The Court was careful to distinguish the difference between this case, however, and the high-profile Masterpiece Cake Shop case in the United States. Ashers Bakery “would have refused to supply this particular cake to anyone, whatever their personal characteristics,” so “there was no discrimination on grounds of sexual orientation.”

Cake maker McArthur celebrated the ruling, which overturned lower court decisions:

[:14 sound/Daniel McArthur:] “The judges have given a clear signal today. In fact it couldn’t be clearer. Family businesses like ours are free to focus on giving all their customers the best service they can without being forced to promote other people’s campaigns.”

While some LGBTQ activists condemned the ruling, Australian born but British-based human rights activist Peter Tatchell tended to agree with McArthur during an interview with his native country’s PM program:                            

[:21 sound/Peter Tatchell:] “Let’s put things in reverse. I wouldn’t feel happy with a gay baker being forced by law to decorate a cake with a message against gay marriage. This is just a judgment that people should not be compelled against their wishes to promote messages and ideas with which they disagree.”

In an interesting twist, a photography company rejected the business of the Christian Institute, the notoriously anti-queer group that bankrolled the Ashers Bakery appeal. The company had accepted a deposit from the Institute to provide photography services outside the Court following the announcement of the ruling. After learning the details of the case, however, the company refused service and refunded the deposit. Tony Xu of the online agency through which the Institute booked the photographer told Pink News that the high court affirmed that companies could do that “if they feel that it goes against their morals … We appreciate that this looks like tit for tat, and it is.”


And finally, the diminutive plaintiff in the U.S. Supreme Court case that overturned DOMA, the Defense of Marriage Act – a prelude to the high court’s subsequent ruling that opened civil marriage to same-gender couples – has been honored in her home town of Philadelphia. If you don’t know who she was, check out her story online.

“Edie Windsor Way,” the new street sign for the block between Walnut and Locust streets – in what’s known as the city’s “gayborhood” – was unveiled on October 7th.
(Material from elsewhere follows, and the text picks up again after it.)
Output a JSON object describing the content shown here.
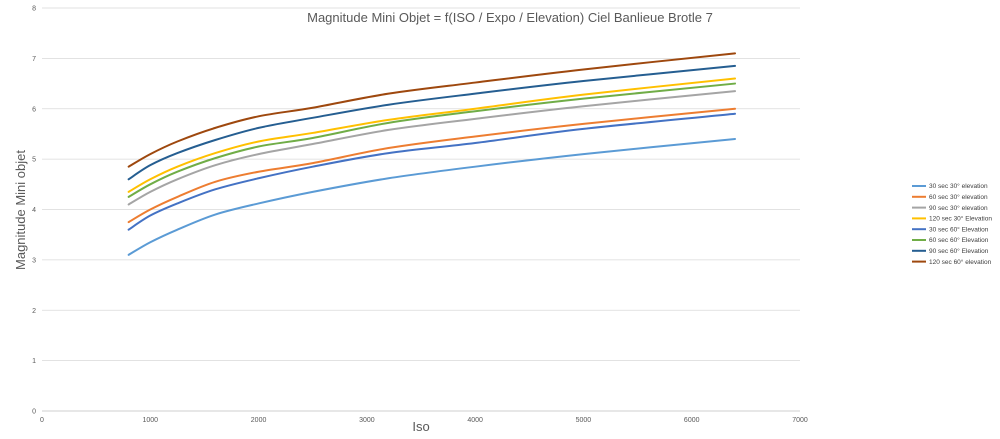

The irrepressible Windsor died in September 2017 at the age of 88 after virtually becoming the “poster person” for marriage equality in the U.S.

Reacting to her passing last year, former President Barack Obama said that “Few were as small in stature as Edie Windsor – and few made as big a difference to America.”

New York Governor Andrew Cuomo signed a proclamation earlier this year declaring June 20th, Windsor’s birthday, as Edie Windsor Day.